In Barnaul, the police detained activist Artyom Sakharov, who brought flowers to the monument to the victims of political repression. He was arrested for 30 days for "repeated violation of the rules for holding rallies." Participant of Navalny's memorial event from Krasnodar, Andrey Vyazov, was arrested for 15 days for displaying symbols of an extremist organization. Three participants in the flower-laying event on Feb. 16 in the center of Moscow were arrested for 15 days. At least one person (according to OVD-Info, Dmitry Kuzmenko) was assaulted in the prisoner van by the police. In some cases, the detainees were immediately released. In Surgut, Bakyt Karipbaev was arrested and assaulted by police officers after laying flowers, subjected to ethnic slurs and threatened with a gun. He shared the details of the assault with the Sibir.Realii [part of Radio Free Europe/Radio Liberty] online media outlet. In Taganrog, according to the Gorizontalnaya Rossiya [Horizontal Russia] news outlet, violence was also used against some detainees. A resident of Tver was detained for distributing leaflets saying "Federal Penitentiary Service - Shame of Russia."

Yury Shevchuk, the lead singer of rock band DDT, who still lives in Russia, gave a speech about Alexei Navalny at their concert in Astana, Kazakhstan, followed by the band performing their song "Svoboda" [Freedom] in his memory.

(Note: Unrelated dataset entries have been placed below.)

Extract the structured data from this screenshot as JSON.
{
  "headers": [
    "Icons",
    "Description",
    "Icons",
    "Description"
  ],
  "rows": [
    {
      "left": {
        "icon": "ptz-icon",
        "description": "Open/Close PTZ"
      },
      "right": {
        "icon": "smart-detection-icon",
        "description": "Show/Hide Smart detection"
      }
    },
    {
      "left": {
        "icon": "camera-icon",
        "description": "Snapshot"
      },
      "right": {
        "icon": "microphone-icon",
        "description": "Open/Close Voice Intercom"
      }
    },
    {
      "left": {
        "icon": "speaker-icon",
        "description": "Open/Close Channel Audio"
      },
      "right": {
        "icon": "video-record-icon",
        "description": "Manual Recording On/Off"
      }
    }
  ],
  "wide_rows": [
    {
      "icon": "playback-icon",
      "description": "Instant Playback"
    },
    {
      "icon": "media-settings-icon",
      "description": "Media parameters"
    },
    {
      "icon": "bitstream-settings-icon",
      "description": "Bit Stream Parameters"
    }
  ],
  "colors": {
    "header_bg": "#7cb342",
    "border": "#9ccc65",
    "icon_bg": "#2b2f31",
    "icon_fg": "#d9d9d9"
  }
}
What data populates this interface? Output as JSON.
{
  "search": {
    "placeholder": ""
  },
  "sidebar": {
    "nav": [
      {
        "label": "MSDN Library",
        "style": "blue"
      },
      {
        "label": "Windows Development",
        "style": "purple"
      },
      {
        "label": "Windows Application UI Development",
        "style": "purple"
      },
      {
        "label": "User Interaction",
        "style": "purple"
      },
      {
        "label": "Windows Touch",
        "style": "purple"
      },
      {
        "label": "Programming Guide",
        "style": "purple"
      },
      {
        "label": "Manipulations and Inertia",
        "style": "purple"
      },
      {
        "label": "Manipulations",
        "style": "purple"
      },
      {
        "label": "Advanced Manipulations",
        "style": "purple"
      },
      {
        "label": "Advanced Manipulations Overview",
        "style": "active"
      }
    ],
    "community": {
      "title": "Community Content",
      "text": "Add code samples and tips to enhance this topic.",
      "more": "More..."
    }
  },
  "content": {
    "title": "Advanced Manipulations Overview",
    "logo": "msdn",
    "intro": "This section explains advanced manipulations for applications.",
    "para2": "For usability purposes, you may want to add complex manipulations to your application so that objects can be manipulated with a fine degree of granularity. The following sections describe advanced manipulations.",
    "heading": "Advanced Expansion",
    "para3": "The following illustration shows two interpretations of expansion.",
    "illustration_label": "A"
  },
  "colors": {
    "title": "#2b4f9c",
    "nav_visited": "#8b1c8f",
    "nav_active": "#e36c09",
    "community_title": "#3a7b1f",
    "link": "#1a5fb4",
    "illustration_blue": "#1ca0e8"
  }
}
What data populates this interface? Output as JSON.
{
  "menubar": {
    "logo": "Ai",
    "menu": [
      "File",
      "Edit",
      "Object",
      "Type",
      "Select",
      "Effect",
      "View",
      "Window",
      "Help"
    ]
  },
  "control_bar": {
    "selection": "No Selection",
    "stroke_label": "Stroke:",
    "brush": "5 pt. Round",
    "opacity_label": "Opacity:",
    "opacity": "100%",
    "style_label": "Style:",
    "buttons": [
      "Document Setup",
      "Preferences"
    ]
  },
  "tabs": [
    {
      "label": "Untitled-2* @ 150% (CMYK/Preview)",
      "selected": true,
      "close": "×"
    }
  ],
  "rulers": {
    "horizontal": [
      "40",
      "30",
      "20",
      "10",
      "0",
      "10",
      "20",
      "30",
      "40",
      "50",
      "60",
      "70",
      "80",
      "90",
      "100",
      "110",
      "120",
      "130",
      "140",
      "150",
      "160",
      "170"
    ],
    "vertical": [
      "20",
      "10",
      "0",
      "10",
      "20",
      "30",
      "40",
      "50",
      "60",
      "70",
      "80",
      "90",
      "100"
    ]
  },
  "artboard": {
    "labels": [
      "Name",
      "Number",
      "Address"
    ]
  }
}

Meduza [international Russian-language online media outlet] has prepared instructions for those who want to lay flowers at a memorial or to picket in Navalny’s memory. OVD-Info has answered questions regarding the safety of participating in such events. They have also reiterated basic safety rules and explained what to do if you or your loved ones were detained.

The news of Alexei Navalny’s death has deeply affected many people. The most important thing to do these days is to preserve yourself and support your loved ones. The 7x7—Gorizontalnaya Rossiya [Horizontal Russia] news outlet has talked to experts on what is important to know to cope with loss and help yourself move on, while Meduza has prepared a guide to help individuals to go through their grief. In emergencies, when feeling overwhelmed, seeking a specialist's advice is essential. Assistance can be accessed, for example, through the chatbot of the Without Prejudice counseling project.